The Organisation for Economic Co-operation and Development (OECD) is the key intergovernmental organisation with 38 member countries including the UK, founded in 1961 to stimulate economic progress and world trade. Its’ recommendations are regularly adopted in full by responsible member governments.

Pereira said the world was paying a steep price for the Ukraine war, and Russia’s decision to restrict access to gas supplies more tightly than was forecast in June. However, the Paris-based policy organisation was most alarmed by the outlook across Europe, which is most directly exposed to the fallout from Russia’s war in Ukraine.

He warned that a dependency on expensive gas for heavy industry and home heating will plunge the three main European users, Germany, Italy and the UK into a long period of recession. He predicted no growth at all in the UK before 2024, when the next General Election is due.

He said governments needed to encourage households and businesses to reduce their consumption of gas to help weather a difficult winter. Both Italy and Germany have already introduced purposeful programmes designed to cut gas consumption over this winter (see EiBI Sept 2022). Across the European Union all 27 member States have set up programmes designed to reduce overall gas demand over this winter by 15%.

No such programme seems to have been considered by the new Truss government. Instead, it is seeking only to expand gas production, both in the North Sea, and by stimulating fracking throughout England. This directly contradicts the commitment made by the Conservatives at the last General Election in 2019 that “we would not support fracking.” Any gas so recovered cannot possibly be available this winter.

Pereira also supported the determination of central banks to reduce inflation by raising interest rates. “We need to reduce demand, there is no doubt about that. And monetary and fiscal authorities need to work hand in hand to achieve it,” he said.

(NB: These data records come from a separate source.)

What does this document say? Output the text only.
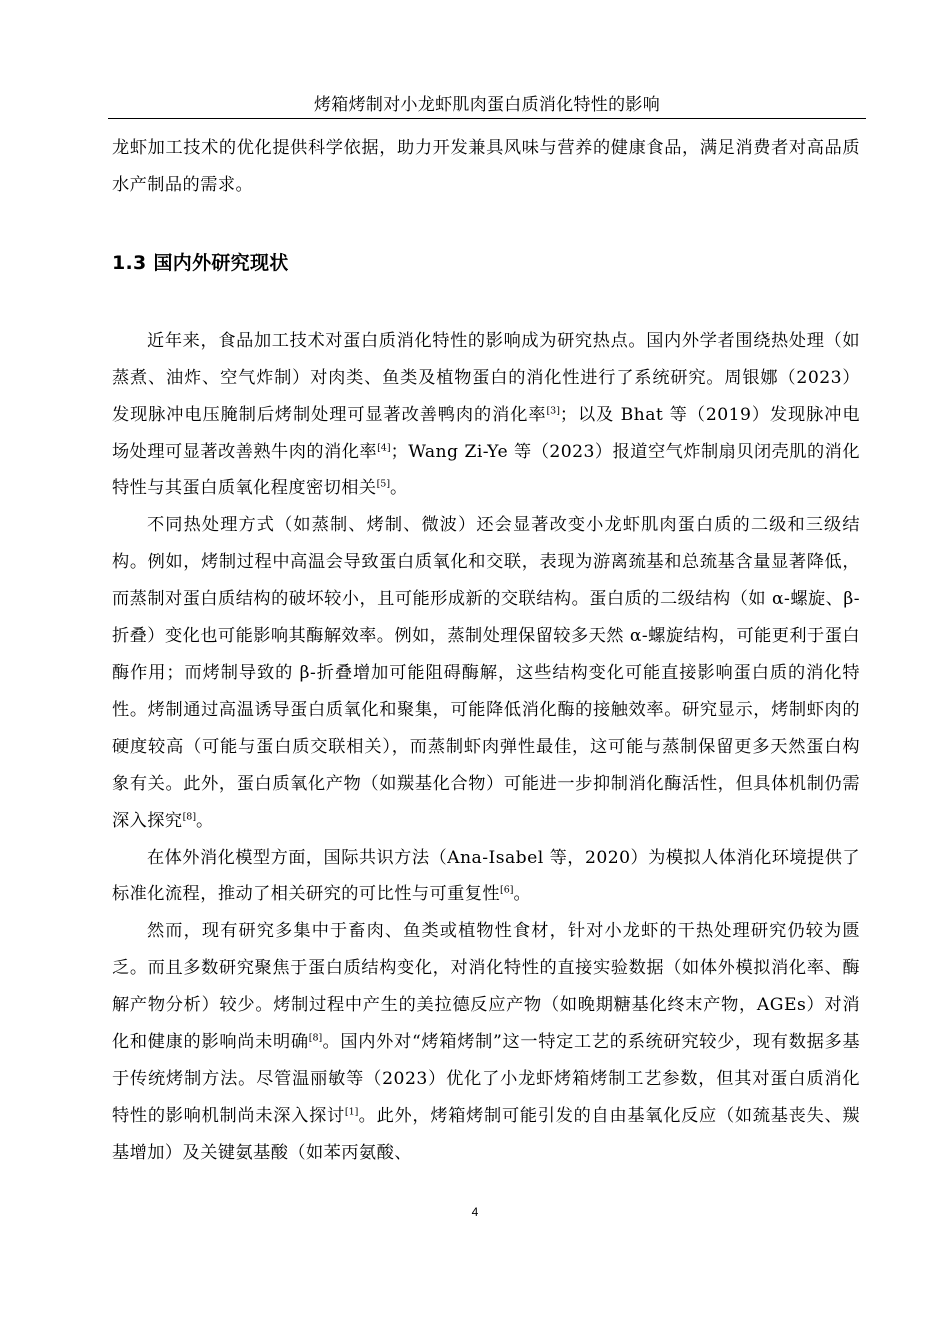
烤箱烤制对小龙虾肌肉蛋白质消化特性的影响

龙虾加工技术的优化提供科学依据，助力开发兼具风味与营养的健康食品，满足消费者对高品质水产制品的需求。

1.3 国内外研究现状

近年来，食品加工技术对蛋白质消化特性的影响成为研究热点。国内外学者围绕热处理（如蒸煮、油炸、空气炸制）对肉类、鱼类及植物蛋白的消化性进行了系统研究。周银娜（2023）发现脉冲电压腌制后烤制处理可显著改善鸭肉的消化率[3]；以及 Bhat 等（2019）发现脉冲电场处理可显著改善熟牛肉的消化率[4]；Wang Zi-Ye 等（2023）报道空气炸制扇贝闭壳肌的消化特性与其蛋白质氧化程度密切相关[5]。

不同热处理方式（如蒸制、烤制、微波）还会显著改变小龙虾肌肉蛋白质的二级和三级结构。例如，烤制过程中高温会导致蛋白质氧化和交联，表现为游离巯基和总巯基含量显著降低，而蒸制对蛋白质结构的破坏较小，且可能形成新的交联结构。蛋白质的二级结构（如 α-螺旋、β-折叠）变化也可能影响其酶解效率。例如，蒸制处理保留较多天然 α-螺旋结构，可能更利于蛋白酶作用；而烤制导致的 β-折叠增加可能阻碍酶解，这些结构变化可能直接影响蛋白质的消化特性。烤制通过高温诱导蛋白质氧化和聚集，可能降低消化酶的接触效率。研究显示，烤制虾肉的硬度较高（可能与蛋白质交联相关），而蒸制虾肉弹性最佳，这可能与蒸制保留更多天然蛋白构象有关。此外，蛋白质氧化产物（如羰基化合物）可能进一步抑制消化酶活性，但具体机制仍需深入探究[8]。

在体外消化模型方面，国际共识方法（Ana-Isabel 等，2020）为模拟人体消化环境提供了标准化流程，推动了相关研究的可比性与可重复性[6]。

然而，现有研究多集中于畜肉、鱼类或植物性食材，针对小龙虾的干热处理研究仍较为匮乏。而且多数研究聚焦于蛋白质结构变化，对消化特性的直接实验数据（如体外模拟消化率、酶解产物分析）较少。烤制过程中产生的美拉德反应产物（如晚期糖基化终末产物，AGEs）对消化和健康的影响尚未明确[8]。国内外对“烤箱烤制”这一特定工艺的系统研究较少，现有数据多基于传统烤制方法。尽管温丽敏等（2023）优化了小龙虾烤箱烤制工艺参数，但其对蛋白质消化特性的影响机制尚未深入探讨[1]。此外，烤箱烤制可能引发的自由基氧化反应（如巯基丧失、羰基增加）及关键氨基酸（如苯丙氨酸、

4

3 thoughts on “Comments on Britain’s mini-budget: OECD comments on UK approach to energy efficiency

  1. Strange. In the same week, the UK government is stating (main story) that making a home more energy efficient will save occupants £200 a year .
    But your introduction references money being devoted to a long standing programme aimed at improving energy usage in social housing, which they reckon will be saving occupants £700 on fuel bills each year.
    Although the real life experience is that (main story again) improvements to date will be delivering each participating household over £1000 at this winter’s energy prices.
    Why is the UK Government so all over the place regarding the true value of energy efficiency programmes?

    1. They are all over the place, because I don’t think they believe in what they are doing. They would much rather be looking at supply side solutions but are “forced” into this without being totally convinced.